The equivalent C++ will work, because C++ generates code rather than using constraints.
So the missing information in Pythagoras is:
* How to multiply two Ts. (let's assume T * T gives T)
* How to add two Ts. (let's assume T + T gives T)
* How to find the square root of a T.
interface Num<T>
{
T Add(T one, T two);
T Multiply(T one, T two);
T Sqrt(T t);
}
Now Pythagoras can be written with an extra parameter, a Num:
public T Pythagoras<T>(T a, T b, Num<T> num)
{
return num.Sqrt(num.Add(num.Multiply(a, a), num.Multiply(b, b)));
}
Clearly, some language support wouldn't go amiss for this, at least in
the arithmetic case. What's more of a problem is that your method gets a
'surprising' extra parameter, the Num. It's one of those things that
makes sense in isolation, but is really an unnecessary detail when
reading the code to gain an understanding of it. Scala offers an
interesting solution to that.
In Scala, you might write Pythagoras as:
def pythagoras[T](a: T, b: T)(implicit num: Num[T]) = num.sqrt(num.add(num.multiply(a, a), num.multiply(b, b)))

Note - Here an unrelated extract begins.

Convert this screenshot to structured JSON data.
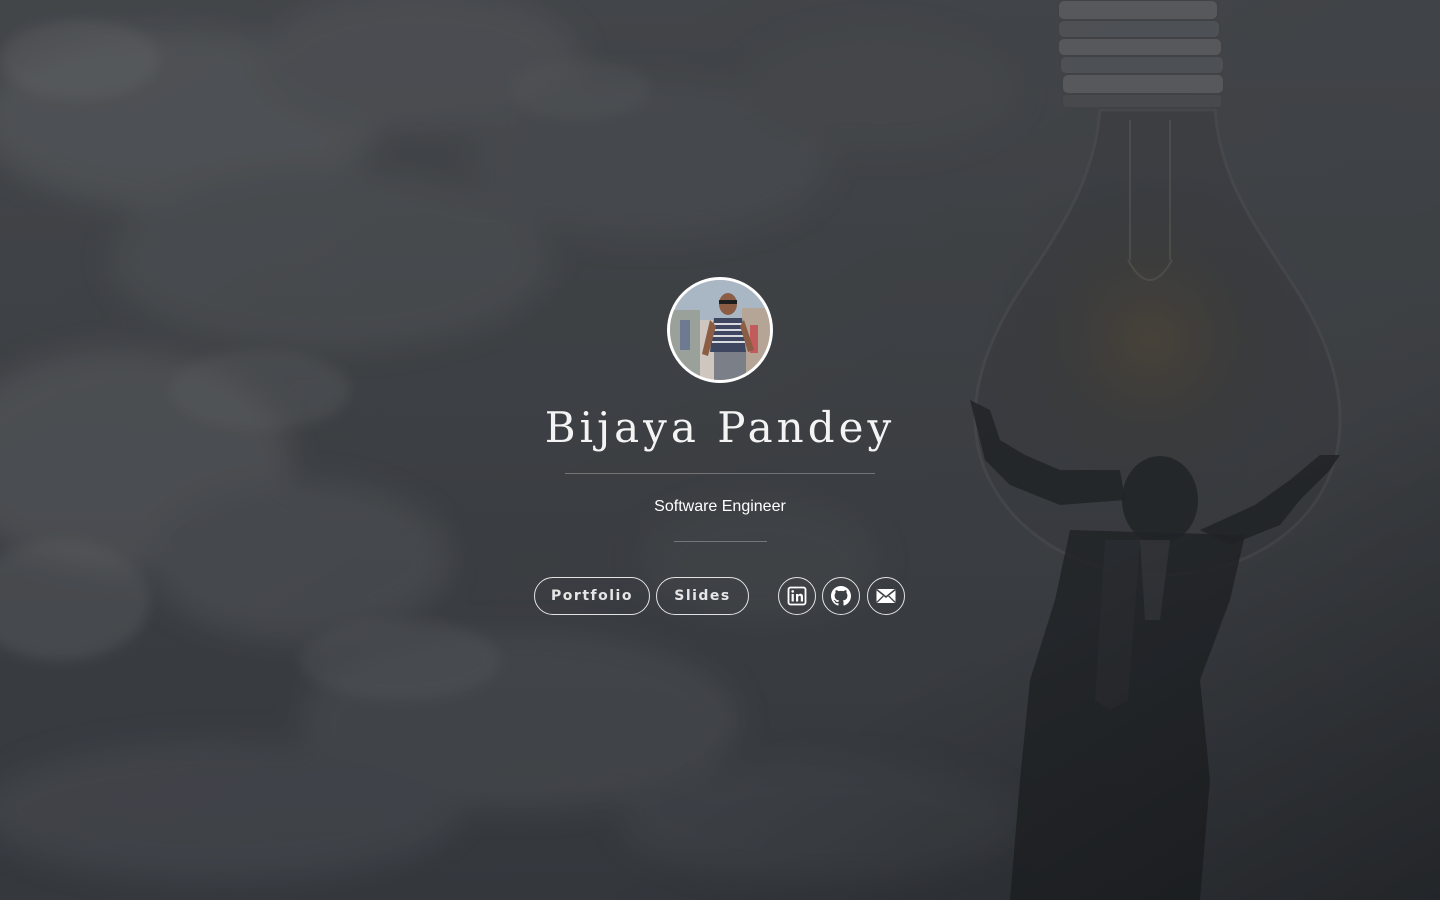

Then calling it would look like:
pythagoras(3, 5)
The second parameter list for pythagoras is an 'implicit' parameter list, meaning that in compilation the compiler looks for a Num[T] in
scope that it can use for num. You can specify it explicitly, e.g.,
pythagoras(3, 5)(Num.integer)
, or you can just import Num.integer at some point.
As with all patterns, though, all it takes is a language to support it
directly, and then the pattern disappears from user code. In Haskell,
Num is a built in type class and Int, Double, etc. are types that are
instances, or members, of Num. +, -, *, / are defined as methods that
are part of the Num typeclass. Let's omit the sqrt part for a moment:
Prelude> let pythagorasSquared a b = a * a + b * b
Prelude> pythagorasSquared 3 4
25
Prelude> :type pythagorasSquared
pythagorasSquared :: (Num t) => t -> t -> t
I hope the first two commands I gave to the Haskell interpreter are
self-explanatory. The third asks what type pythagorasSquared is.
That's like asking what signature a method has.
pythagorasSquared is a function with one type parameter called
t. t is an instance, or member, of the Num type class.
pythagorasSquared takes two values of this type t, and returns a value
of the same type. E.g., given two Doubles it will yield a Double.
This usually works internally by passing around a Num implicitly, like in the
Scala solution, but can work quite like the C++ code generation way,
depending entirely on the compiler.
The reason that I omitted the sqrt is that in Haskell, sqrt is defined
on Floating, another type class, rather than Num (giving the sqrt of an Int as an Int is perhaps not useful).
At some point, some readers will have stopped understanding the terms,
but if you grasped the concept, this wasn't a waste of time!